Lo que debía ser una jornada festiva terminó convertido en un episodio político cargado de tensión y críticas. La presidenta municipal de Izamal, Melissa Puga, se vio obligada a emitir un comunicado de disculpa pública luego de tomar una decisión que provocó molestia generalizada entre habitantes y visitantes durante las celebraciones recientes.

La alcaldesa, quien ha manifestado su interés en contender por una diputación bajo las siglas de Morena, intentó “enmendar” lo que muchos ciudadanos calificaron como un grave error político y social, tras ordenar modificaciones de última hora en el recorrido de las comparsas.

Un cambio que encendió la inconformidad

La controversia estalló la noche anterior, cuando —según versiones ampliamente difundidas— la edil habría reaccionado con incomodidad al observar la cercanía y el entusiasmo de las comparsas hacia el exalcalde Warnel May Escobar, quien recibió muestras de afecto por parte del público y los participantes.

Poco después, se ordenó que los soberanos y contingentes no transitaran por la calle 30, específicamente en el tramo comprendido entre las calles 29 y 19, una zona donde desde temprana hora decenas de familias se habían congregado para presenciar el desfile.

La decisión dejó a numerosos espectadores esperando un recorrido que nunca ocurrió, generando decepción, enojo y una oleada de reclamos tanto en el lugar como en redes sociales.

Redes sociales: la presión que obligó a rectificar

Horas más tarde, las plataformas digitales se inundaron de críticas hacia la autoridad municipal, señalando falta de sensibilidad, improvisación y decisiones motivadas por intereses personales más que por el bienestar colectivo.

Ante el creciente descontento, la alcaldesa publicó durante la tarde de este martes un mensaje dirigido a la ciudadanía, en el que ofreció disculpas y buscó justificar lo ocurrido, intentando contener el desgaste político.

Impacto en su futuro político

Analistas locales consideran que este episodio podría tener consecuencias en la imagen pública de la presidenta municipal, particularmente si aspira a una candidatura legislativa en los próximos procesos electorales.

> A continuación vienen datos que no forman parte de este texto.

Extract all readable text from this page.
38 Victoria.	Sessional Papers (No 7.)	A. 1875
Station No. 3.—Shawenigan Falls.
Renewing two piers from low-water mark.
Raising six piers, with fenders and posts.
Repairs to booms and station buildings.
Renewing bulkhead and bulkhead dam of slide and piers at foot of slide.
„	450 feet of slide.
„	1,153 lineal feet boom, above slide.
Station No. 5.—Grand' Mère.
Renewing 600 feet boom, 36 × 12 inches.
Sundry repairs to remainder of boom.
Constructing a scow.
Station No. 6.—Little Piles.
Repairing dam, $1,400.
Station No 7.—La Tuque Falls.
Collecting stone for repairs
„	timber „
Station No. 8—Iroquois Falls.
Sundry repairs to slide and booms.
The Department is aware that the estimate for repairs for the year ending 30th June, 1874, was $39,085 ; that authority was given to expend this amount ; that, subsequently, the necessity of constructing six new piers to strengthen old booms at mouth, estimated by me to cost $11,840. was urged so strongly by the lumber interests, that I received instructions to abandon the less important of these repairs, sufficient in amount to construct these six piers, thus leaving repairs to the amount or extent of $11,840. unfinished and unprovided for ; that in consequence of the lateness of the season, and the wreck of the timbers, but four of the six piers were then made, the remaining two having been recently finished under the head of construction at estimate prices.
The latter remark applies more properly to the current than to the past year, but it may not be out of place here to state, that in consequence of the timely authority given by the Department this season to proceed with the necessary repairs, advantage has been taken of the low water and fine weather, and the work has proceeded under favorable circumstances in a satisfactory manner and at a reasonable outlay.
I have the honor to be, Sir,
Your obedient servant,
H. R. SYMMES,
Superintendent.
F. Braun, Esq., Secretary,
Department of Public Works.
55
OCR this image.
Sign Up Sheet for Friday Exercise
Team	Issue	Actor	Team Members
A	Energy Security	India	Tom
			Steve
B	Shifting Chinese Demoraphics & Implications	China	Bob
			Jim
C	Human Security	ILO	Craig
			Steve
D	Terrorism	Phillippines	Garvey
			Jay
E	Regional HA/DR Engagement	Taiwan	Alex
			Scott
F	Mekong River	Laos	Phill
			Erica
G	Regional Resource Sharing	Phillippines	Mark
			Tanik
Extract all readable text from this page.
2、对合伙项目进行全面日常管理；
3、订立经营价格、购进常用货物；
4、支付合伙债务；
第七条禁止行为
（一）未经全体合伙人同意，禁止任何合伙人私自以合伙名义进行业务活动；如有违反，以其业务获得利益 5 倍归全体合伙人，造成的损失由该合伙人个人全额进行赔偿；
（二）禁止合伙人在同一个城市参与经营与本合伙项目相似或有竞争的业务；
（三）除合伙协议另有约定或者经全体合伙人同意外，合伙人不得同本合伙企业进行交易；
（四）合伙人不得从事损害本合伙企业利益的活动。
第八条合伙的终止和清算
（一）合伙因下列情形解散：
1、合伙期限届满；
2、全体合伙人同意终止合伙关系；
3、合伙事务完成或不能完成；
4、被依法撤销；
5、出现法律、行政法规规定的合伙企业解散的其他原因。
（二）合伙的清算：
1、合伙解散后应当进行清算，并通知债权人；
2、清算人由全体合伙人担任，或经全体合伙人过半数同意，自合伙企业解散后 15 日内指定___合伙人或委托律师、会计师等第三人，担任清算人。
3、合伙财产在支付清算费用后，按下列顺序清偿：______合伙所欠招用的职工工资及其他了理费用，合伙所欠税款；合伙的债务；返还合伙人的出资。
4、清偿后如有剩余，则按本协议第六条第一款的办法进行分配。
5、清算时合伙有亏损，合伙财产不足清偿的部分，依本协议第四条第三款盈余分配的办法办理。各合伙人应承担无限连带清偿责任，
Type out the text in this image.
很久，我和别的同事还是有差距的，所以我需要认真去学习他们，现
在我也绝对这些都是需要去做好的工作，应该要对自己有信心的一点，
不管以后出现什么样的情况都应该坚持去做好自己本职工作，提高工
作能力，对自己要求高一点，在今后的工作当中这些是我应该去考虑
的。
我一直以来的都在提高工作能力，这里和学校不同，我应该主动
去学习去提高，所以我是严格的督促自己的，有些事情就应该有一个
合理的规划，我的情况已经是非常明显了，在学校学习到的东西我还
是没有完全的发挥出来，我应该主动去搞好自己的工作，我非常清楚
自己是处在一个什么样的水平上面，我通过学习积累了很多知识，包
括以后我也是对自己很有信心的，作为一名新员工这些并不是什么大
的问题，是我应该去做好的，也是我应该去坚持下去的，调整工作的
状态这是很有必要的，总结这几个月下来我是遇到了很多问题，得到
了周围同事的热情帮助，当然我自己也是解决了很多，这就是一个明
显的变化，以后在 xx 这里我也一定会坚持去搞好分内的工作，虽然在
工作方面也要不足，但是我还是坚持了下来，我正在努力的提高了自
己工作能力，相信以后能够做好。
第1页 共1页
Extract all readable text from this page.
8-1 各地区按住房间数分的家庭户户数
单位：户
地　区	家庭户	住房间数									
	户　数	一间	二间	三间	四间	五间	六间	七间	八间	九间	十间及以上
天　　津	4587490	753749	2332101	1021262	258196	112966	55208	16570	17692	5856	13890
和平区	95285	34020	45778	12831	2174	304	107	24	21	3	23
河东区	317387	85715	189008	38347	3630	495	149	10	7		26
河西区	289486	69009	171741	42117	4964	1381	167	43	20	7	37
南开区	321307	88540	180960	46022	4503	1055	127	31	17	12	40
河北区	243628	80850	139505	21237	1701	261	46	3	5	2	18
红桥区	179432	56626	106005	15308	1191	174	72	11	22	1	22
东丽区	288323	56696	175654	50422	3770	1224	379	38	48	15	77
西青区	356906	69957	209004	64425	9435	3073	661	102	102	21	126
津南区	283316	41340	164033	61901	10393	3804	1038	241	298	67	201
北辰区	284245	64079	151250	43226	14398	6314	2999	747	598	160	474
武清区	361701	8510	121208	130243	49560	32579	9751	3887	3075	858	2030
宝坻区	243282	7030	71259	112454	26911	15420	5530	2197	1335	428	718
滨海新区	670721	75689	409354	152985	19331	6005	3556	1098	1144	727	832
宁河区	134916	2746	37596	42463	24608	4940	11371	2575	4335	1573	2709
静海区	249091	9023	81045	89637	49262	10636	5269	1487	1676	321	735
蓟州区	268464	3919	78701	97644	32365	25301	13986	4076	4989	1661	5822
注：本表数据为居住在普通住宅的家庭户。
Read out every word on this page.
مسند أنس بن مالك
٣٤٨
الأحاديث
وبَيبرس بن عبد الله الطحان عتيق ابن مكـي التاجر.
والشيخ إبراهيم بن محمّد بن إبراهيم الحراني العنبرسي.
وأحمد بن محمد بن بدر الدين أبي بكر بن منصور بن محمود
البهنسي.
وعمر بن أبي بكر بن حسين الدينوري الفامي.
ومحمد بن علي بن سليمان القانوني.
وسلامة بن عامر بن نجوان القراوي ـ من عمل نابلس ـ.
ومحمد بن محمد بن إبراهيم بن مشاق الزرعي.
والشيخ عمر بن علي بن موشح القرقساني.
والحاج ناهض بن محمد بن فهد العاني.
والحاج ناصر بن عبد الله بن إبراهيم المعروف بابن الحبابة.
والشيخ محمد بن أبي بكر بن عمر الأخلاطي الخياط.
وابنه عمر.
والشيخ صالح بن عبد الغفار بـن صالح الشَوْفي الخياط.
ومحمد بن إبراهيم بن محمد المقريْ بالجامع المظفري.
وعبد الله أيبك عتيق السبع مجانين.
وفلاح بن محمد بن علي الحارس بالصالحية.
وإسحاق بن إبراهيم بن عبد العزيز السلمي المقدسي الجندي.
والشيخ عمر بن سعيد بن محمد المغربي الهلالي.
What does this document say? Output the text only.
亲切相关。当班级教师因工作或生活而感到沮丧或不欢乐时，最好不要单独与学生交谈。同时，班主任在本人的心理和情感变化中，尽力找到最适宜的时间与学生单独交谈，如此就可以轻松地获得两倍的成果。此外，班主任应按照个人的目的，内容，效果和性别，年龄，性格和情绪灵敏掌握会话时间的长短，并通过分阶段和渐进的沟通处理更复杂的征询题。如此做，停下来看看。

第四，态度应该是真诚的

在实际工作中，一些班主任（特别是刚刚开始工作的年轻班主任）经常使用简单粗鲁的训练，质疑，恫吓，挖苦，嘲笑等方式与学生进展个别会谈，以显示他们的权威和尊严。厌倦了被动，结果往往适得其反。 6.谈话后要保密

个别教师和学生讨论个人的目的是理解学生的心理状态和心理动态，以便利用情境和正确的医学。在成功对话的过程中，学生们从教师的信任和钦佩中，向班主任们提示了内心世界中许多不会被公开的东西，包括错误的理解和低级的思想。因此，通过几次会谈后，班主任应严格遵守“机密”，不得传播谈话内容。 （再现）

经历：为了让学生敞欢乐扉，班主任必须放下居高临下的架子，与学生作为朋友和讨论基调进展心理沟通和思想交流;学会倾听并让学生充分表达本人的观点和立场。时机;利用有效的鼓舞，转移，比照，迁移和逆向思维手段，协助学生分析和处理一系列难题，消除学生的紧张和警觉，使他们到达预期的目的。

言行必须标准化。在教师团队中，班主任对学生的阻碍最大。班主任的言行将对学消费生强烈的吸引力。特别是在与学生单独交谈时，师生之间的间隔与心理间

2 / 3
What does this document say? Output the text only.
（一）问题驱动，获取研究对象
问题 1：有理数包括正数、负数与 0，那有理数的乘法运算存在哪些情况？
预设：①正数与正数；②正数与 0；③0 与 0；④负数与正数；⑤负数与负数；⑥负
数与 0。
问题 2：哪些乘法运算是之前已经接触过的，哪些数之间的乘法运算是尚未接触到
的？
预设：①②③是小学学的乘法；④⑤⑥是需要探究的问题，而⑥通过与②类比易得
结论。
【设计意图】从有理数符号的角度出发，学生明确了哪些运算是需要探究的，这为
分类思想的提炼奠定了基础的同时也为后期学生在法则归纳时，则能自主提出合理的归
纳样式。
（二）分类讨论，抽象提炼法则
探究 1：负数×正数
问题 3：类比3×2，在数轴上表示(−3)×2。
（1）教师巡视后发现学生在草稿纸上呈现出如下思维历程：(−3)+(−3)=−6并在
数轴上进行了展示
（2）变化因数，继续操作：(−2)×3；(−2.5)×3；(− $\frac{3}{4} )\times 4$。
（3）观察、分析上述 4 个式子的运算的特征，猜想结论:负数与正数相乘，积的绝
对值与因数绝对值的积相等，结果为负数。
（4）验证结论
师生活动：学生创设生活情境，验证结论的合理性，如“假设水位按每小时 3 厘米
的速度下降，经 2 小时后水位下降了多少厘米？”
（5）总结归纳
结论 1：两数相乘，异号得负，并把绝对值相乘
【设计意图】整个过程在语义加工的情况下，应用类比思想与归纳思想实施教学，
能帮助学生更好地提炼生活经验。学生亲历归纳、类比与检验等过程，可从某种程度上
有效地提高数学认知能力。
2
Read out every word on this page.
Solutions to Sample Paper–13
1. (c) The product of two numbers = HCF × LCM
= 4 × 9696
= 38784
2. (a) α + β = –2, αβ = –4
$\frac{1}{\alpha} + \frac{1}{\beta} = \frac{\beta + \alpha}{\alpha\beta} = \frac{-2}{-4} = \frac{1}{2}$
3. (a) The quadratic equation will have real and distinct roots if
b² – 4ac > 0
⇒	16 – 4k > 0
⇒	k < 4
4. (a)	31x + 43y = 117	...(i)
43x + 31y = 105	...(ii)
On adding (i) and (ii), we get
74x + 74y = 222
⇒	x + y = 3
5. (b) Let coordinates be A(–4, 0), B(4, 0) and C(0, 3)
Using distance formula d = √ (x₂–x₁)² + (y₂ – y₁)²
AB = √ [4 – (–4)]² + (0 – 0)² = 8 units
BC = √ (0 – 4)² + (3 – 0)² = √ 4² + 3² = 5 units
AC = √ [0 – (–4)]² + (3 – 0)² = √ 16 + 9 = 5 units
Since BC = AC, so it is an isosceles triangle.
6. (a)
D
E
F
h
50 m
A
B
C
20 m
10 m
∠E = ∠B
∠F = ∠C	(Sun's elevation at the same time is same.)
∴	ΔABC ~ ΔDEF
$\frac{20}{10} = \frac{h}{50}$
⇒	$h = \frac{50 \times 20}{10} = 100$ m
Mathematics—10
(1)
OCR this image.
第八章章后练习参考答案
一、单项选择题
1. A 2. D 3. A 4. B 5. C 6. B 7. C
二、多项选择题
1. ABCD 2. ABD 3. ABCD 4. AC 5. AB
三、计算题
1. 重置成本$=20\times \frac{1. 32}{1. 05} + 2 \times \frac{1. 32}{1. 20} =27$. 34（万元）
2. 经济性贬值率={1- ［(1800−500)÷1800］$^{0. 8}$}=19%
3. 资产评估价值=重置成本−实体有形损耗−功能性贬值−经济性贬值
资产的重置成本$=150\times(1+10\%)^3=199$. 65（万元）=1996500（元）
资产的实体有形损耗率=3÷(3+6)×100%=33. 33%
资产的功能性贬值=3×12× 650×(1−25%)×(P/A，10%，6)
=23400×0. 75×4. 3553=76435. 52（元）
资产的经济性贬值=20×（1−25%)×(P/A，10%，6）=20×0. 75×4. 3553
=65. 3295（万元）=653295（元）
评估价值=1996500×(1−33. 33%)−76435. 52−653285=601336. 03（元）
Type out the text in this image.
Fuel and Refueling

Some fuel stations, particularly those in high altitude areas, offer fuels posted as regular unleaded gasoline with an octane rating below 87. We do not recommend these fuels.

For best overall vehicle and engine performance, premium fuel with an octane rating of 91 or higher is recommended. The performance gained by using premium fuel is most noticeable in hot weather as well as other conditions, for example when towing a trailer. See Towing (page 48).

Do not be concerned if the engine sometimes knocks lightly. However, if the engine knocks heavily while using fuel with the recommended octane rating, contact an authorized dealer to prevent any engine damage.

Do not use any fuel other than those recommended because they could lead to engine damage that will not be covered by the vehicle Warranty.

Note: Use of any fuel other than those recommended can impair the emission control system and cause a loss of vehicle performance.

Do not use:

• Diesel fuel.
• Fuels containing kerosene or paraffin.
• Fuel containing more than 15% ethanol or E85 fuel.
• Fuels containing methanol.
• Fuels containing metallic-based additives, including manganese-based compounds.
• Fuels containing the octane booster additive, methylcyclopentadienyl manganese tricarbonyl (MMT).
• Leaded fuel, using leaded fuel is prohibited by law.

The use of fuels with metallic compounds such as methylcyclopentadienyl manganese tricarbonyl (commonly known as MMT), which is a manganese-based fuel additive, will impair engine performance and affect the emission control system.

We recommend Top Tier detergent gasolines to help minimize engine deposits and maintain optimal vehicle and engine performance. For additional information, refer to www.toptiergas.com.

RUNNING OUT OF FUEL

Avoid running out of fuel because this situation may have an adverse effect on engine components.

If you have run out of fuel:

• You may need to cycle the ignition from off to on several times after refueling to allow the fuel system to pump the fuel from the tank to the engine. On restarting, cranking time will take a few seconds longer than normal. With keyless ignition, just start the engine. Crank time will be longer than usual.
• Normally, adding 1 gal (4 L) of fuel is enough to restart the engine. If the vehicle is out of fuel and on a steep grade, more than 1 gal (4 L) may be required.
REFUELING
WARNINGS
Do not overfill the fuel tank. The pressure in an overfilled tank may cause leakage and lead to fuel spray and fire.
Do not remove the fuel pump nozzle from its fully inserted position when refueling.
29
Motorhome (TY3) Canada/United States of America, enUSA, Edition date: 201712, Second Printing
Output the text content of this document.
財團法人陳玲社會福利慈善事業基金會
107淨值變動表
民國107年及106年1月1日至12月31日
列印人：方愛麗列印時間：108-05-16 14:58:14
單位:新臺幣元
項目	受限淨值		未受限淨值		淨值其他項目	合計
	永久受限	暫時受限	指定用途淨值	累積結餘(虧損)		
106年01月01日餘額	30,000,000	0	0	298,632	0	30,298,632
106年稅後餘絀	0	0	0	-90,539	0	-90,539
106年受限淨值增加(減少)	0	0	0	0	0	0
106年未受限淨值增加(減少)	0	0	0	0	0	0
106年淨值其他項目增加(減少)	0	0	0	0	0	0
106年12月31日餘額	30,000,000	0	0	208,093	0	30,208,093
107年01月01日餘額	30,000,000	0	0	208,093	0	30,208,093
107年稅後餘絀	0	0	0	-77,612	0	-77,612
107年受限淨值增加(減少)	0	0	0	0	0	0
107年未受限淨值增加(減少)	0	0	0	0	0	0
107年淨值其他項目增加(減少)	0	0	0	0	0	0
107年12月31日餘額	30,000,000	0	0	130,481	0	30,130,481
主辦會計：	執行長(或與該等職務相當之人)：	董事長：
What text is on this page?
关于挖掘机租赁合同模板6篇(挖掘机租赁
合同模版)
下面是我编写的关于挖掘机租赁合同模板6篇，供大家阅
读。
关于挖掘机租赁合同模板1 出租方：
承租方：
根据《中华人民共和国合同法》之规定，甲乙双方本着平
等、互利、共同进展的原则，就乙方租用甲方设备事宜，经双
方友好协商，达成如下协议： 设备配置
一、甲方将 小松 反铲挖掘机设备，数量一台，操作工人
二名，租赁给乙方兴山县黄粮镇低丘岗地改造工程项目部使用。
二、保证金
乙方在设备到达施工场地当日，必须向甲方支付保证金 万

Para algunos sectores, el incidente evidencia una desconexión con la ciudadanía y una gestión reactiva ante la presión social; para otros, se trata de un error que podría superarse si se toman medidas correctivas y se reconstruye la confianza pública.

Un episodio que deja huella

En una ciudad con fuerte tradición cultural y sentido comunitario como Izamal, cualquier decisión que afecte celebraciones populares suele tener repercusiones amplias. Lo ocurrido no solo alteró un evento festivo, sino que abrió un debate sobre liderazgo, tolerancia política y manejo de la crítica.